Creating Interiors Inspired by French Country Style
Design inspiration can be found almost anywhere, from picturesque walks to periods of history like the Renaissance, or even in the heritage of a particular country such as Scandinavia, Italy, or France.
While some interior schemes subscribe to one quintessential ‘look’, we often blend aspects of design styles to create variation and intrigue. Provençal is one of the styles that we regard most highly, and love to reference in our interiors. Understandably, Provençal design is sometimes thought of as being the aesthetic of the Provence region of France, however, the term is a reference to the word ‘provincial’ and is the original interpretation of French-country style. It does indeed capture the spirit of Provence, but not of Provence alone.
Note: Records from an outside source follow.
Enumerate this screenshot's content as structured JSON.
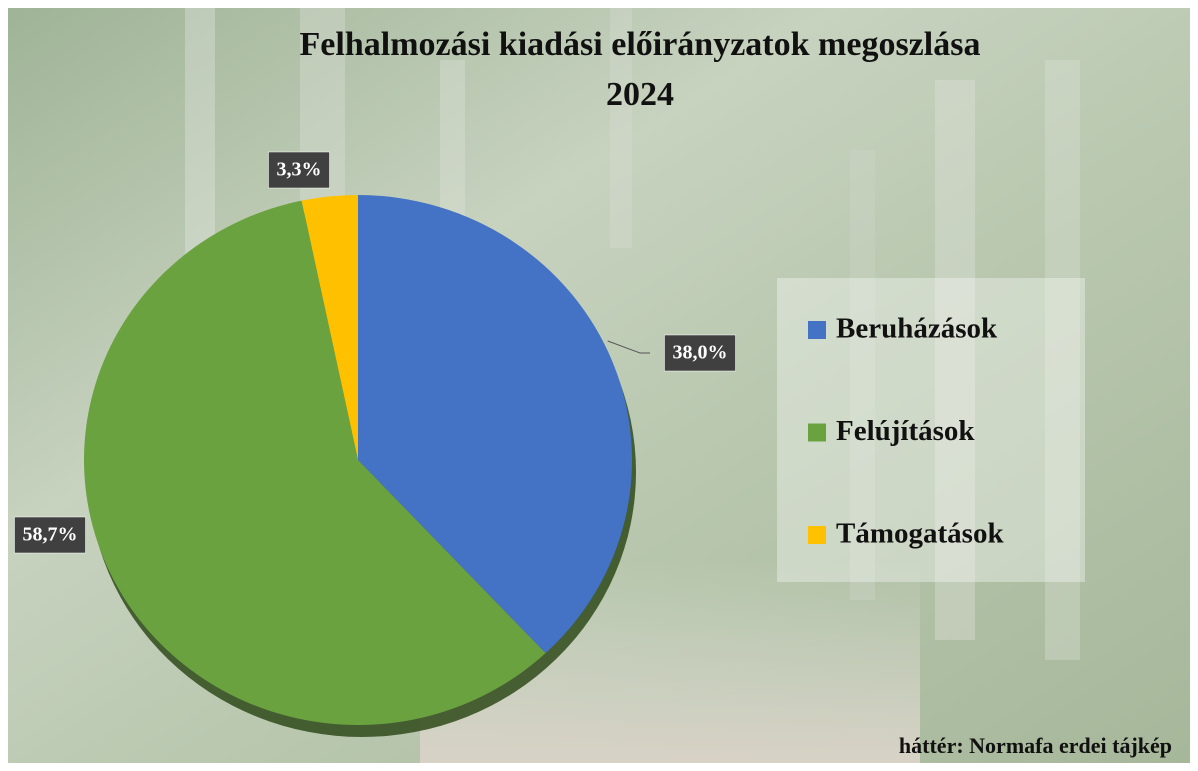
{
  "chart_data": {
    "type": "pie",
    "title": [
      "Felhalmozási kiadási előirányzatok megoszlása",
      "2024"
    ],
    "categories": [
      "Beruházások",
      "Felújítások",
      "Támogatások"
    ],
    "values": [
      38.0,
      58.7,
      3.3
    ],
    "value_labels": [
      "38,0%",
      "58,7%",
      "3,3%"
    ],
    "colors": [
      "#4472c4",
      "#6aa23f",
      "#ffc000"
    ],
    "legend": "right",
    "annotation": "háttér: Normafa erdei tájkép"
  }
}
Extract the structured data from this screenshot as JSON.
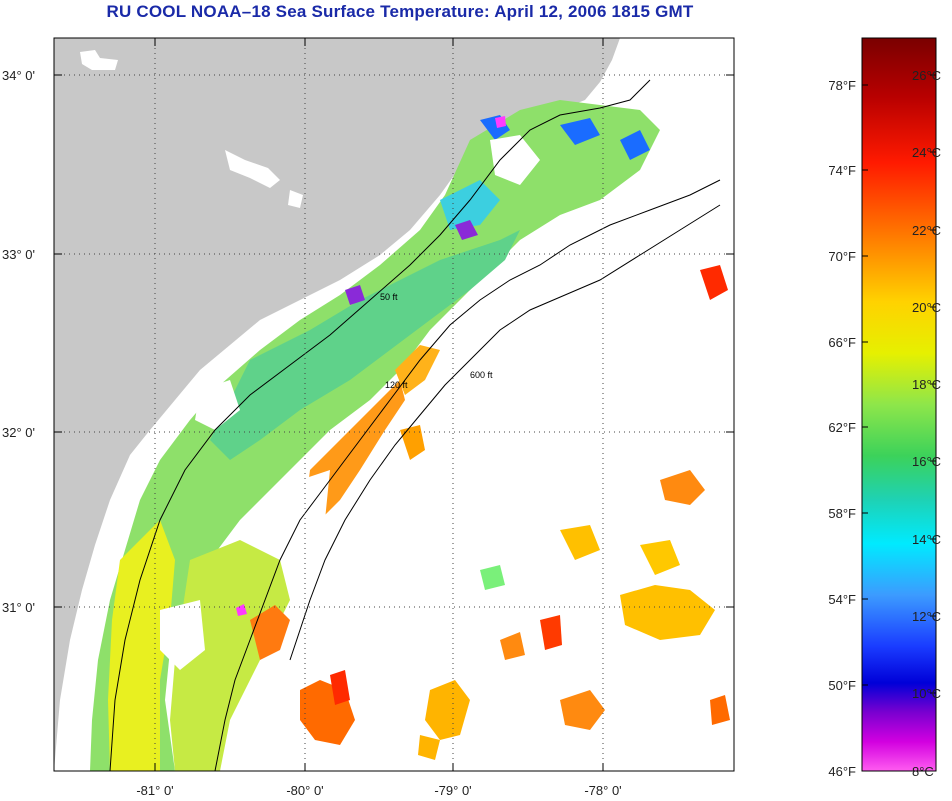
{
  "title": "RU COOL  NOAA–18  Sea Surface Temperature:  April 12, 2006 1815 GMT",
  "map": {
    "lat_labels": [
      "34° 0'",
      "33° 0'",
      "32° 0'",
      "31° 0'"
    ],
    "lon_labels": [
      "-81° 0'",
      "-80° 0'",
      "-79° 0'",
      "-78° 0'"
    ],
    "contour_labels": [
      "50 ft",
      "120 ft",
      "600 ft"
    ],
    "land_color": "#c8c8c8",
    "ocean_nodata_color": "#ffffff"
  },
  "colorbar": {
    "fahrenheit_labels": [
      "78°F",
      "74°F",
      "70°F",
      "66°F",
      "62°F",
      "58°F",
      "54°F",
      "50°F",
      "46°F"
    ],
    "celsius_labels": [
      "26°C",
      "24°C",
      "22°C",
      "20°C",
      "18°C",
      "16°C",
      "14°C",
      "12°C",
      "10°C",
      "8°C"
    ],
    "colors": [
      "#7a0000",
      "#c40000",
      "#ff1a00",
      "#ff7a00",
      "#ffc800",
      "#e6f000",
      "#9ae64a",
      "#3cd25a",
      "#1ed2b4",
      "#00e6ff",
      "#3c9bff",
      "#1a3cff",
      "#0000c8",
      "#6400c8",
      "#c800dc",
      "#ff3cff"
    ]
  }
}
This aesthetic embodies beautiful light, soft colours and textures, all combined to create a feeling of contentment and ease. A classic Provençal palette is one that uses hazy pastels. Easy whites dominate, punctuated with brushstrokes of soft sage, blush and powdered blue. Ceilings are never forgotten and are typically treated in the same dulcet shade as the walls.
But these gallic-inspired interiors are not solely a softly-spoken tale, they are built around rustic elements such as rough-plastered walls and worn wooden ﬂoorboards. French-country interiors are superb at opening our eyes to wall alternatives such as rendered and whitewashed ﬁnishes, or painting with lime-based distempers in pale yellow ochres, blues or greens. The result resembles that of a watercolour.
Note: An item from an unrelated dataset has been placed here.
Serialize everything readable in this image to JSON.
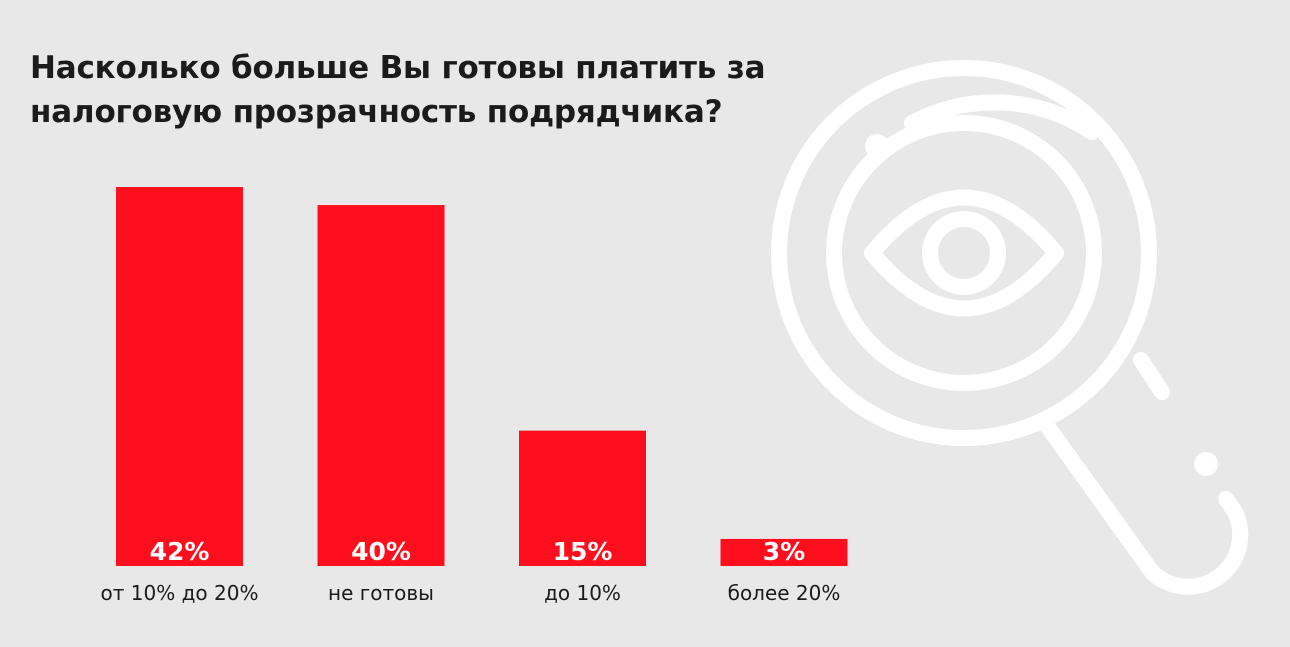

Provençal style furniture may come in aged iron, antique and highly polished walnut (the preferred timber for Provençal style), or it may be painted using light or bright colours, and distressed. Often, it is a combination as the result is not supposed to feel too put-together, but rather one that has grown organically and sporadically.
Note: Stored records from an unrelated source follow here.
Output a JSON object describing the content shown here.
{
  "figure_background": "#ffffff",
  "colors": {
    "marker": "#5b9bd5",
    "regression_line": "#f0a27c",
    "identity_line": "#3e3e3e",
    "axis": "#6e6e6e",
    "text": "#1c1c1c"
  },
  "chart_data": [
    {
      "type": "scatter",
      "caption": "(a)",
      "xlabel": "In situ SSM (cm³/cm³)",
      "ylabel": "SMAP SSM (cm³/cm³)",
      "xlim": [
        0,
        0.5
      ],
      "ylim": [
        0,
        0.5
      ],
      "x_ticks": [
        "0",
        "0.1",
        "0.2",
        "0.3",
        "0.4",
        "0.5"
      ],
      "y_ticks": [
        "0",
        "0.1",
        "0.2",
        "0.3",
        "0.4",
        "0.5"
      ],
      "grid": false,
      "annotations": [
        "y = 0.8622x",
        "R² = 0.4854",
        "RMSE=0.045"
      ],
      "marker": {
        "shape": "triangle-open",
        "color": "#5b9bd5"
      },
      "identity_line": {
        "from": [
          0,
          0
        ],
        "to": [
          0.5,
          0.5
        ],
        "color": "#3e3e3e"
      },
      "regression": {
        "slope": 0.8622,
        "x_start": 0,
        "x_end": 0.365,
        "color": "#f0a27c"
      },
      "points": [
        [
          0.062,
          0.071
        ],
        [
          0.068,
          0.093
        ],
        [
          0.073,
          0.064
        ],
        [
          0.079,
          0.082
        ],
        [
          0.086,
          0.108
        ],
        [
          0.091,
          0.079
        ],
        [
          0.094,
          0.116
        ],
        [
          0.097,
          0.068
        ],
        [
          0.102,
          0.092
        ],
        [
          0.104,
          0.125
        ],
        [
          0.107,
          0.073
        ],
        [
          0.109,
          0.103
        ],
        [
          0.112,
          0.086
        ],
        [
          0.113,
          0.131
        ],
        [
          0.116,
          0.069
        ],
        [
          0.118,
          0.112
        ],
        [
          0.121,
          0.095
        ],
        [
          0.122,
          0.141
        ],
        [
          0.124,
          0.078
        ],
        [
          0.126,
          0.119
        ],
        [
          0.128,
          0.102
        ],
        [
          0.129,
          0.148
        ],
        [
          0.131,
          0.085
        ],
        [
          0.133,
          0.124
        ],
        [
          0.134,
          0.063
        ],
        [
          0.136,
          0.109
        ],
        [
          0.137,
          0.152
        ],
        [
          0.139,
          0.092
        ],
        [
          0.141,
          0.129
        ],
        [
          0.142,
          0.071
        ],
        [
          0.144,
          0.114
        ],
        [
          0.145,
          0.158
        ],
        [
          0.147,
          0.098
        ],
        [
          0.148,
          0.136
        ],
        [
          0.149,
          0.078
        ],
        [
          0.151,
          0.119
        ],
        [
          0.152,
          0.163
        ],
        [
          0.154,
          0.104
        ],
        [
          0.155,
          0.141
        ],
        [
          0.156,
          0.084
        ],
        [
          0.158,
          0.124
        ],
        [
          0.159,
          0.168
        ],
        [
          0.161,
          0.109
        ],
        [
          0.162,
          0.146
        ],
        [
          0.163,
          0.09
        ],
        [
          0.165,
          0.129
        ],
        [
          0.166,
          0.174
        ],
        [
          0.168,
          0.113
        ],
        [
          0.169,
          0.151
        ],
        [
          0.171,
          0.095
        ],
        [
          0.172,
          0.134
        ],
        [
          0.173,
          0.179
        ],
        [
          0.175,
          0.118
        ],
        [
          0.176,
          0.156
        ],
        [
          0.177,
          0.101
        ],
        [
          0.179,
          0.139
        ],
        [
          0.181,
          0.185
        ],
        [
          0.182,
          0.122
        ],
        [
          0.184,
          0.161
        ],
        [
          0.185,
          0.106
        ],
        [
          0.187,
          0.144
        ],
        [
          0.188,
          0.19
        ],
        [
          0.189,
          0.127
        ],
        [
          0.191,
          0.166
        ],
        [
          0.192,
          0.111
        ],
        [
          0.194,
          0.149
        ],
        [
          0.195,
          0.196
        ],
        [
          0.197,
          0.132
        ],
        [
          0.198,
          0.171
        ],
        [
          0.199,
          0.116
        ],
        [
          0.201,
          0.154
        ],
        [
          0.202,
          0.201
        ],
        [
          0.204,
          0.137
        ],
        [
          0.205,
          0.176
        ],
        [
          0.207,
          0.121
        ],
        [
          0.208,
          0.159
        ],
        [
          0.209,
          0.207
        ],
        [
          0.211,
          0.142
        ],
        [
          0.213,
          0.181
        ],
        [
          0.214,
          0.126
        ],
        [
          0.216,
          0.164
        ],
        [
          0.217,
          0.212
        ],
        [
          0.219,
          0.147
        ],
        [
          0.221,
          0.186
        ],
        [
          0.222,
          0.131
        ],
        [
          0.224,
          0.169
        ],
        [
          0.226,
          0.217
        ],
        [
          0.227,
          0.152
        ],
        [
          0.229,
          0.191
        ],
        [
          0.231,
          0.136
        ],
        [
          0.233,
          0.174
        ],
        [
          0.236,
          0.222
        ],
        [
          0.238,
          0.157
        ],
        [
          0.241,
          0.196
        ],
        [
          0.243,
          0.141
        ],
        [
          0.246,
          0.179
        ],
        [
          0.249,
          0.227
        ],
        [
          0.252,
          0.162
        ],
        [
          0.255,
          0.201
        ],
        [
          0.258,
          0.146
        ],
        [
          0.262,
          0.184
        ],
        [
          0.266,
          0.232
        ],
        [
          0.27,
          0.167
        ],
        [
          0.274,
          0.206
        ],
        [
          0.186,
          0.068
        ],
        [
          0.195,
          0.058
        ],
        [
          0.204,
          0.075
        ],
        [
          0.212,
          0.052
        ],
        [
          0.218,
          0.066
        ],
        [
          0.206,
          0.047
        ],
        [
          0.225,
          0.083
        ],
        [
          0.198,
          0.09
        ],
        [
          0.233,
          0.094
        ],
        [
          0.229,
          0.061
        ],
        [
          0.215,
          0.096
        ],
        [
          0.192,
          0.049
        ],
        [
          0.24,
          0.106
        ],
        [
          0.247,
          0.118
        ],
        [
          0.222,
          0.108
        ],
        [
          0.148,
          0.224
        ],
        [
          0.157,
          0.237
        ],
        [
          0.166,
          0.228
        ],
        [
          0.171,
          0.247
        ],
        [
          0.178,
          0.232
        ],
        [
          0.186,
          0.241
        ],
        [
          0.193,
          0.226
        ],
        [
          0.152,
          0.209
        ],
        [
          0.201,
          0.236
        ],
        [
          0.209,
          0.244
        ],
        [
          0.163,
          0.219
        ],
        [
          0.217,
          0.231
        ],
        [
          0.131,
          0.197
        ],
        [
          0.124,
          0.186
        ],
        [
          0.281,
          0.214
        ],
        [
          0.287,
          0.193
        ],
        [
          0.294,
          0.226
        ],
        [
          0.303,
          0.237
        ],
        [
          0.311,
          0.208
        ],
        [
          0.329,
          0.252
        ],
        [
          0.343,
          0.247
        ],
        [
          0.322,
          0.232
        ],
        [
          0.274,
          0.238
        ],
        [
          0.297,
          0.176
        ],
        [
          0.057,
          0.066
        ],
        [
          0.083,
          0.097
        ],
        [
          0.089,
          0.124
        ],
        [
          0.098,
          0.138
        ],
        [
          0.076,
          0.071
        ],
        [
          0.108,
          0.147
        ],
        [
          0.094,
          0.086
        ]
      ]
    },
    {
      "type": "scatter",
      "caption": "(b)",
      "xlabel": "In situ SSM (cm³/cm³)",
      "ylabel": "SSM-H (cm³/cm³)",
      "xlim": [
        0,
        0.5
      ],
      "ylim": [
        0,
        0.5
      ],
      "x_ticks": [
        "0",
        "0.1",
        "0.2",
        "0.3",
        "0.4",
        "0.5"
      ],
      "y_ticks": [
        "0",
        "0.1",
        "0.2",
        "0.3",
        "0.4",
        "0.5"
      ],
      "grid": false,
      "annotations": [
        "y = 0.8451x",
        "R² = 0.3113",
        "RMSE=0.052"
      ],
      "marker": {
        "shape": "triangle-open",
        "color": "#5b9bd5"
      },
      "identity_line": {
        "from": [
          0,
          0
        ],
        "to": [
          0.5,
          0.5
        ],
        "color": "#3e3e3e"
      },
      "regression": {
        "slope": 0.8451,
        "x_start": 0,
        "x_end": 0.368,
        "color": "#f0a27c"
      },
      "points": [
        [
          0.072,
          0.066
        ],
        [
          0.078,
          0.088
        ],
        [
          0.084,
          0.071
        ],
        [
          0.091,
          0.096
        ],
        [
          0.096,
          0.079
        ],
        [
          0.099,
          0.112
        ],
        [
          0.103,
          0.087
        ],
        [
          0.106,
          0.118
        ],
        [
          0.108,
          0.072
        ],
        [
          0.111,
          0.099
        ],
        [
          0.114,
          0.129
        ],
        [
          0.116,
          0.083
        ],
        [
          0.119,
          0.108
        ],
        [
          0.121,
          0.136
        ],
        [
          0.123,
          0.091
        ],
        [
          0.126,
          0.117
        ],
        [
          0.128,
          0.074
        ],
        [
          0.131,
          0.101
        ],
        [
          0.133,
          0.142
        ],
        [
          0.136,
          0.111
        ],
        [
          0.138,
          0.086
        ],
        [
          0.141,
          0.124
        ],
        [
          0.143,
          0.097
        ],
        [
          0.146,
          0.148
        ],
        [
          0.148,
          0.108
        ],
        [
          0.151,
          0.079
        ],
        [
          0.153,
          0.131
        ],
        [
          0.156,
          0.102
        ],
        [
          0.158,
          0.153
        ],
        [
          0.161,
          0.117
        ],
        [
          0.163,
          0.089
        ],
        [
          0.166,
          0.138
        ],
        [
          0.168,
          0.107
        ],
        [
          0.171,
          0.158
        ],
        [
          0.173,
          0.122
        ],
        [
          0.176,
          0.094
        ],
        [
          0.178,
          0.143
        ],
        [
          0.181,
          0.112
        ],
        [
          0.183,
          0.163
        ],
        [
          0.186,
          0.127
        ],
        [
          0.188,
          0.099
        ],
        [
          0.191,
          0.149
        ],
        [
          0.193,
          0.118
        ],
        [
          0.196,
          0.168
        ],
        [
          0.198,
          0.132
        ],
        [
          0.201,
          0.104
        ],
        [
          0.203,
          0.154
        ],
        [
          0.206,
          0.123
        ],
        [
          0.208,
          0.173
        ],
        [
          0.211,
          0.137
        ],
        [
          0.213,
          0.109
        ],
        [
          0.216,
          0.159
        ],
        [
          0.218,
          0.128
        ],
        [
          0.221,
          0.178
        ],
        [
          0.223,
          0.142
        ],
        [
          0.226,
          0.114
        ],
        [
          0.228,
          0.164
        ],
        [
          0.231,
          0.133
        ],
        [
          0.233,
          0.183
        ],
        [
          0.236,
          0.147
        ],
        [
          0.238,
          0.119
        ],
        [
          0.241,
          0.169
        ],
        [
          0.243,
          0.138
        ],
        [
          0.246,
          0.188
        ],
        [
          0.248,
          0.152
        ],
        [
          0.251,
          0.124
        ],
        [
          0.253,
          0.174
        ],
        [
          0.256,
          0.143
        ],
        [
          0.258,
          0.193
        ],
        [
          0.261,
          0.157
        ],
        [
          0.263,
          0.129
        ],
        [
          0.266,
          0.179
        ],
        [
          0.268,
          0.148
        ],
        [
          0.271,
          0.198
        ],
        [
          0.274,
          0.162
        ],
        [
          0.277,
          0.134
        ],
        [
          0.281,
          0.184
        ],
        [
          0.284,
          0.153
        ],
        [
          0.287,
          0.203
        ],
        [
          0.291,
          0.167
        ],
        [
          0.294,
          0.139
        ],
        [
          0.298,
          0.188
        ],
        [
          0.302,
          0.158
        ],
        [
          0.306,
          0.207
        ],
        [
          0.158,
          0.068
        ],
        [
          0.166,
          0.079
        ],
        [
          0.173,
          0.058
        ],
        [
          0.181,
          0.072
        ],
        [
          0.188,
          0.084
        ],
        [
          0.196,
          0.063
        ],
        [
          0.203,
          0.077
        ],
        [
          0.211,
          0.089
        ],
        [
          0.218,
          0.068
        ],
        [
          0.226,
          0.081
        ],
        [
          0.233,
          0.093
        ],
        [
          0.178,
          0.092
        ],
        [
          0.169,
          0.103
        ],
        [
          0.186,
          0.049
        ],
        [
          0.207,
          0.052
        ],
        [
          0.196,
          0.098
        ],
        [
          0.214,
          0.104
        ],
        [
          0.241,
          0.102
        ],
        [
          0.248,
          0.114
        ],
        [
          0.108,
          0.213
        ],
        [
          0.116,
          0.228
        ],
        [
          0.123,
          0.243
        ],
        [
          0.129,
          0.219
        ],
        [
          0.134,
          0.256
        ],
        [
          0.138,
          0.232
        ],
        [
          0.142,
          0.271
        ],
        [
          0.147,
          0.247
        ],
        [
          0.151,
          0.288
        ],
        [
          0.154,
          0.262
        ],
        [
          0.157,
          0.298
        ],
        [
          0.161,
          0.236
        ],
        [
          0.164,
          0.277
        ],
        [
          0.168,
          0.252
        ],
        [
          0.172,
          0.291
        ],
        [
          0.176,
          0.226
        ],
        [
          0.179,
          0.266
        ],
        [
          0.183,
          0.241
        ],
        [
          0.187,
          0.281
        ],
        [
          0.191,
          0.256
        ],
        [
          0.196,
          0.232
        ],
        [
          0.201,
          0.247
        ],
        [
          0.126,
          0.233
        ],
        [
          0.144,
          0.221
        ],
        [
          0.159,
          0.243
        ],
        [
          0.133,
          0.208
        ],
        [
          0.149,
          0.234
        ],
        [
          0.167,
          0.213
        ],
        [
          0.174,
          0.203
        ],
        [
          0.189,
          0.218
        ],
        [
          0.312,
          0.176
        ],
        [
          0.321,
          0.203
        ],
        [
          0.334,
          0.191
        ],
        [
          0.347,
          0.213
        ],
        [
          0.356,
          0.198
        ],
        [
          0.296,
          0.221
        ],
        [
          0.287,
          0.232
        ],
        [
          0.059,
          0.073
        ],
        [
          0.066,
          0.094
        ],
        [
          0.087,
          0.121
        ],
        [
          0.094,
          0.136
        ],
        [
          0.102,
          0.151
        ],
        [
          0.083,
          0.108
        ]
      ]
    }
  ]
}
The entire aim of a Provençal interior is to recall the atmosphere of a quiet French province and its relaxed way of living. Most typically, straw-seated chairs, armoires, scallop-edged textiles and crisp white bed linen are seen within a provincial French home.
There are numerous smaller touches associated with Provençal style that are shared with many other aesthetics. Examples include a focus of ﬂorals, natural motifs and pleasing, natural fragrances that ﬂoat from room to room. It is when these elements are combined with the right hues, textures and the materials that a true Provençal interior is achieved.